At times a piece of me always wants to be around you, just to watch you grow. Missing that would be a great loss for me, as all these while I witnessed everything with you, the firsts. It can be termed as something I want to keep it for myself.

I remember the very first touch of your skin in my hands, as I cherish it to be the most memorable one in my life. The moments of redemption that seeps out of me, when you both were born, is exceeding my vision of words. It is a unique feeling, that keeps me motivated all along.

At times when someone asks me, why with all these pain, I endured all along, the difficulties of pregnancy period, that I longed for the next child.

I really don’t know what to answer them, because the joy of watching my kids play together, gives me the answer, which is tough to convey in my words. I see them grow, in every way, like I grew with my sibling.  All these years watching them grow up fades away the pain I endured, bringing me a smile that stays forever until I just have the faintest thought about the pain or stress I had gone through all those months.

Resilience with my self

During the first, pregnancy, it was all the eagerness to know how it will be. As I became a mother for the first time, the joy was profound. It was the beginning of a journey, of a new mom to being a good mom to her, slowly learning through her at every stage. It surprises me, at times, as I am ignorant of what a mother should do in several stages .. Yet I just confidently without taking a step back, walk steadily towards nothing but a goal that is changing every year, as she grows up.

Acceptance 

With my second pregnancy, it was all about, how the upcoming baby would be with my first one. Yes, this is what worried me the most, other than the basic worrisome thoughts about being healthy etc. It is again a roller-coaster ride across the months to balance, emotionally and physically being with both kids.

Understanding the needs of the elder one, compromising on sleep and much more.
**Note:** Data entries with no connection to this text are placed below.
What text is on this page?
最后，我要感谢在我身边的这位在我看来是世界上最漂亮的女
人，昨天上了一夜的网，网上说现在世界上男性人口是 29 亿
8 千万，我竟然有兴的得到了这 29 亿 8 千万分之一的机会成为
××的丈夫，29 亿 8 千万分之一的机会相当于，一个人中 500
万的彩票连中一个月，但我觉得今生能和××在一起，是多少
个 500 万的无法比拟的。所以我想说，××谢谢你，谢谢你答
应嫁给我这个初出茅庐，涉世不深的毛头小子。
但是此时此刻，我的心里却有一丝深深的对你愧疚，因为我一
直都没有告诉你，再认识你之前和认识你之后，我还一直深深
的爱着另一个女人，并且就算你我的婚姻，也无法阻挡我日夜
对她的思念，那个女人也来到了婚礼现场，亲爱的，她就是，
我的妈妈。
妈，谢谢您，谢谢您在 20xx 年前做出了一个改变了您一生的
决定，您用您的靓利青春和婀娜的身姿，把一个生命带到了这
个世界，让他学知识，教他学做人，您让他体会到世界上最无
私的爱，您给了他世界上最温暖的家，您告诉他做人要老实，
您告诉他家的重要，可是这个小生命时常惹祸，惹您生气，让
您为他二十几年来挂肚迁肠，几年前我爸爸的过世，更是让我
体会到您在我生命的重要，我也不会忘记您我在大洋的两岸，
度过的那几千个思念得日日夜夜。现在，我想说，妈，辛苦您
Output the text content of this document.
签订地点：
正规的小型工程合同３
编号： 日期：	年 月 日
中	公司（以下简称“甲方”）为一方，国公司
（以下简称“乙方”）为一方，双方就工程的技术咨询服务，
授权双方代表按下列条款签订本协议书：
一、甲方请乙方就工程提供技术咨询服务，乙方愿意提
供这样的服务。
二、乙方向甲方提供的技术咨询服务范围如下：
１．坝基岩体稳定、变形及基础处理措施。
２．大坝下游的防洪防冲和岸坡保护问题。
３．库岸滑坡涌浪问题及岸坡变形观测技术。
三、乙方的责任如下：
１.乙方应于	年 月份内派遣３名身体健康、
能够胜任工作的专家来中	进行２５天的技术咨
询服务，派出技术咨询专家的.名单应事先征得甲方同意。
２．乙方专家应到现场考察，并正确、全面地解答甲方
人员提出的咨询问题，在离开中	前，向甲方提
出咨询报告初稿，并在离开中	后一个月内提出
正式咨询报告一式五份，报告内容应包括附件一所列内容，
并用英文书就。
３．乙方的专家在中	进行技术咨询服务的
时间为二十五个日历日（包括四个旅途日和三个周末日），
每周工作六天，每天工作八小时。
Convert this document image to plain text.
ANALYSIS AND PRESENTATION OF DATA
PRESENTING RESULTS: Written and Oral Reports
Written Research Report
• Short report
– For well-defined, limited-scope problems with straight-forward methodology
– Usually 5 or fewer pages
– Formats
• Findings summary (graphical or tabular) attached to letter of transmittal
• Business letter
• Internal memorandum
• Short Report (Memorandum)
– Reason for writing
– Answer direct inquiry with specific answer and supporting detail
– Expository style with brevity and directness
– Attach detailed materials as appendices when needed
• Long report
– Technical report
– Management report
Growing up with them is much more fun and learning too. I guess I never learned this much, as much I am learning from being a mother.

Adapting myself 

It is again a greater problem, for me as a person to adapt. At times our inner self is so adamant even to give up to a small child.  It is common, that you might find me still fighting with my kid just like the worst kid at times. It leads me just to think, that AM I actually a mom? Because I am totally weird when I fight with them, even for the silliest things.

Setting an example pressure

OOPS, The big challenge as I say. I am not someone good to be followed – as I am completely indisciplined, and more like a child who is unwilling in many scenarios. I might actually be the big bad example for kids “NOT to FOLLOW”.

It is hard, not to be oneself at times. I can’t act like a perfect mom, and the be a spoiler alert to my kids, instead am the most vulnerable person they might find. One who breaks down, who fails, who is shy, who is incompetent and much more…

so AM I a bad mother?

I really don’t know, what to answer that, but yet I am just a mother who wants to keep her children happier and well-kept.

Even though I break down at many points, wish to quit, or just run away or hide, a part of me, wants to be discovered by those tiny hands who hold me tight, so as I do not fall apart. They make me feel worthwhile, even when the whole world seems to look at me as if I am doing a bad job at being a mom.

For ME, all about being a mom, make me feel enough worthy to be alive.